I dedicate tonight's gift idea to procrastinators. As much as I empathize, we are down to the wire. We haven’t the time to ship a summer sausage or mail a card. Stores will close in a few hours—if they haven’t already—eliminating the possibility of personally delivering a gift. But do not fear. We have the tools to keep the cloaked, fat man's horns under his Santa hat this year.

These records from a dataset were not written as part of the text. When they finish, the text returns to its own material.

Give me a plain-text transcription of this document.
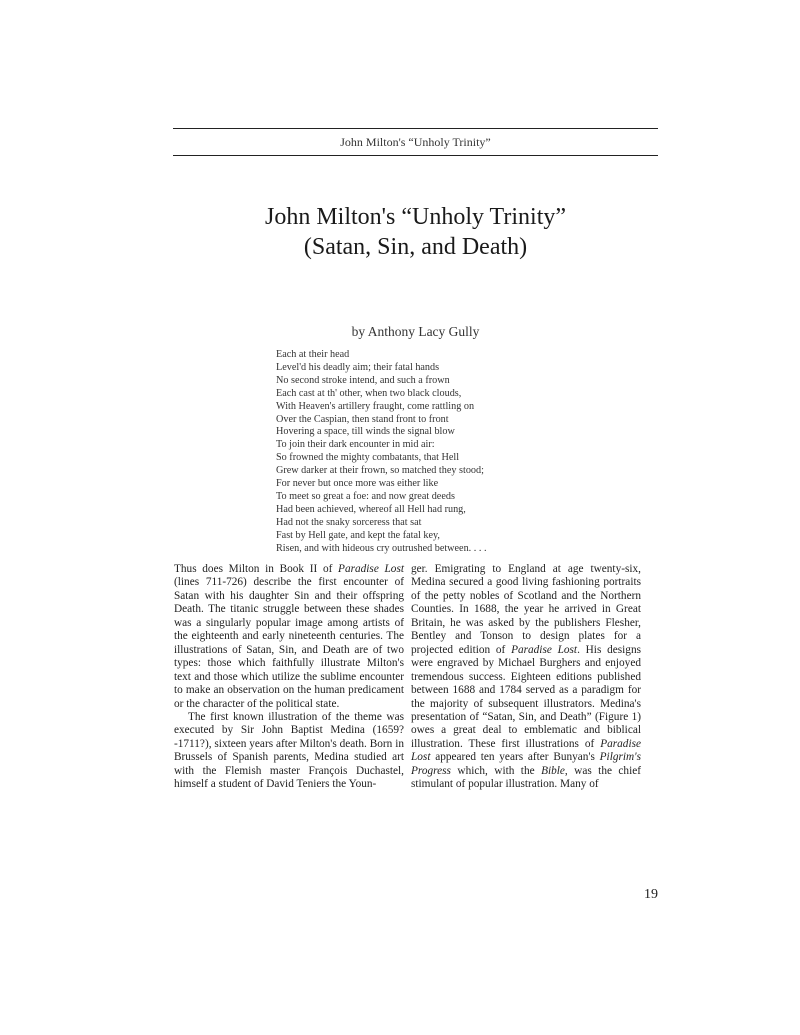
John Milton's “Unholy Trinity”
John Milton's “Unholy Trinity”
(Satan, Sin, and Death)
by Anthony Lacy Gully
Each at their head
Level'd his deadly aim; their fatal hands
No second stroke intend, and such a frown
Each cast at th' other, when two black clouds,
With Heaven's artillery fraught, come rattling on
Over the Caspian, then stand front to front
Hovering a space, till winds the signal blow
To join their dark encounter in mid air:
So frowned the mighty combatants, that Hell
Grew darker at their frown, so matched they stood;
For never but once more was either like
To meet so great a foe: and now great deeds
Had been achieved, whereof all Hell had rung,
Had not the snaky sorceress that sat
Fast by Hell gate, and kept the fatal key,
Risen, and with hideous cry outrushed between. . . .

Thus does Milton in Book II of Paradise Lost (lines 711-726) describe the first encounter of Satan with his daughter Sin and their offspring Death. The titanic struggle between these shades was a singularly popular image among artists of the eighteenth and early nineteenth centuries. The illustrations of Satan, Sin, and Death are of two types: those which faithfully illustrate Milton's text and those which utilize the sublime encounter to make an observation on the human predicament or the character of the political state.

The first known illustration of the theme was executed by Sir John Baptist Medina (1659?-1711?), sixteen years after Milton's death. Born in Brussels of Spanish parents, Medina studied art with the Flemish master François Duchastel, himself a student of David Teniers the Youn-

ger. Emigrating to England at age twenty-six, Medina secured a good living fashioning portraits of the petty nobles of Scotland and the Northern Counties. In 1688, the year he arrived in Great Britain, he was asked by the publishers Flesher, Bentley and Tonson to design plates for a projected edition of Paradise Lost. His designs were engraved by Michael Burghers and enjoyed tremendous success. Eighteen editions published between 1688 and 1784 served as a paradigm for the majority of subsequent illustrators. Medina's presentation of “Satan, Sin, and Death” (Figure 1) owes a great deal to emblematic and biblical illustration. These first illustrations of Paradise Lost appeared ten years after Bunyan's Pilgrim's Progress which, with the Bible, was the chief stimulant of popular illustration. Many of

19
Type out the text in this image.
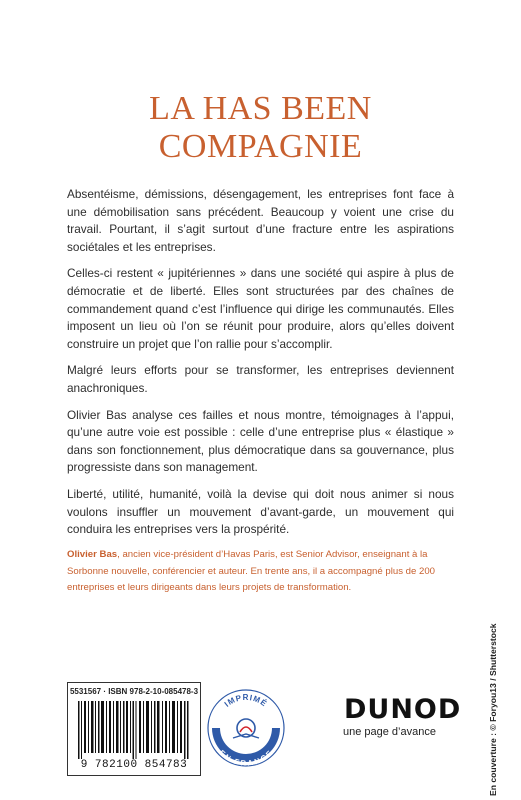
LA HAS BEEN
COMPAGNIE

Absentéisme, démissions, désengagement, les entreprises font face à une démobilisation sans précédent. Beaucoup y voient une crise du travail. Pourtant, il s’agit surtout d’une fracture entre les aspirations sociétales et les entreprises.

Celles-ci restent « jupitériennes » dans une société qui aspire à plus de démocratie et de liberté. Elles sont structurées par des chaînes de commandement quand c’est l’influence qui dirige les communautés. Elles imposent un lieu où l’on se réunit pour produire, alors qu’elles doivent construire un projet que l’on rallie pour s’accomplir.

Malgré leurs efforts pour se transformer, les entreprises deviennent anachroniques.

Olivier Bas analyse ces failles et nous montre, témoignages à l’appui, qu’une autre voie est possible : celle d’une entreprise plus « élastique » dans son fonctionnement, plus démocratique dans sa gouvernance, plus progressiste dans son management.

Liberté, utilité, humanité, voilà la devise qui doit nous animer si nous voulons insuffler un mouvement d’avant-garde, un mouvement qui conduira les entreprises vers la prospérité.

Olivier Bas, ancien vice-président d’Havas Paris, est Senior Advisor, enseignant à la Sorbonne nouvelle, conférencier et auteur. En trente ans, il a accompagné plus de 200 entreprises et leurs dirigeants dans leurs projets de transformation.
En couverture : © Foryou13 / Shutterstock
5531567 · ISBN 978-2-10-085478-3
9 782100 854783
IMPRIMÉ
EN FRANCE
DUNOD
une page d’avance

Until recently, sending identical greeting cards to the 20 or 30 individuals on our list was considered proper Christmas etiquette. The task was tedious. Fortunately, the “green” movement, greater procrastination, fewer days until Christmas, and the “digitize me” generation sabotaged tradition. The electronic greeting card became a worthy adversary. Like their paper ancestors, e-cards address all types of sentiments: Thank You, Miss You, Happy Anniversary or Birthday, Congratulations, Deepest Sympathy, Get Well, and, of course, Happy Holidays.
Having sent or received a lame e-card may require you to reboot your perspective. They’ve come a long way. The Web sites below offer e-cards that broaden the envelope set by the first stream.
Check out this pop-up card, complete with audio, on Smilebox. You can embed photos of the family, too.
Blue Mountain livens up their e-cards with animation. Choose from a variety of holiday sub-categories.
Looking for something more interactive? Grab a free computer game on Funmunch. Help Santa and his hung-over reindeer make up for lost time in Late Santa; or turn Santa into a Mario Brothers type character and battle frozen tundra in Xmas Grandpa.
Even though we are t-minus three hours 'til Christmas, the timeliness of an e-card, unlike its paper predecessor, is graded on "send" time—not arrival date.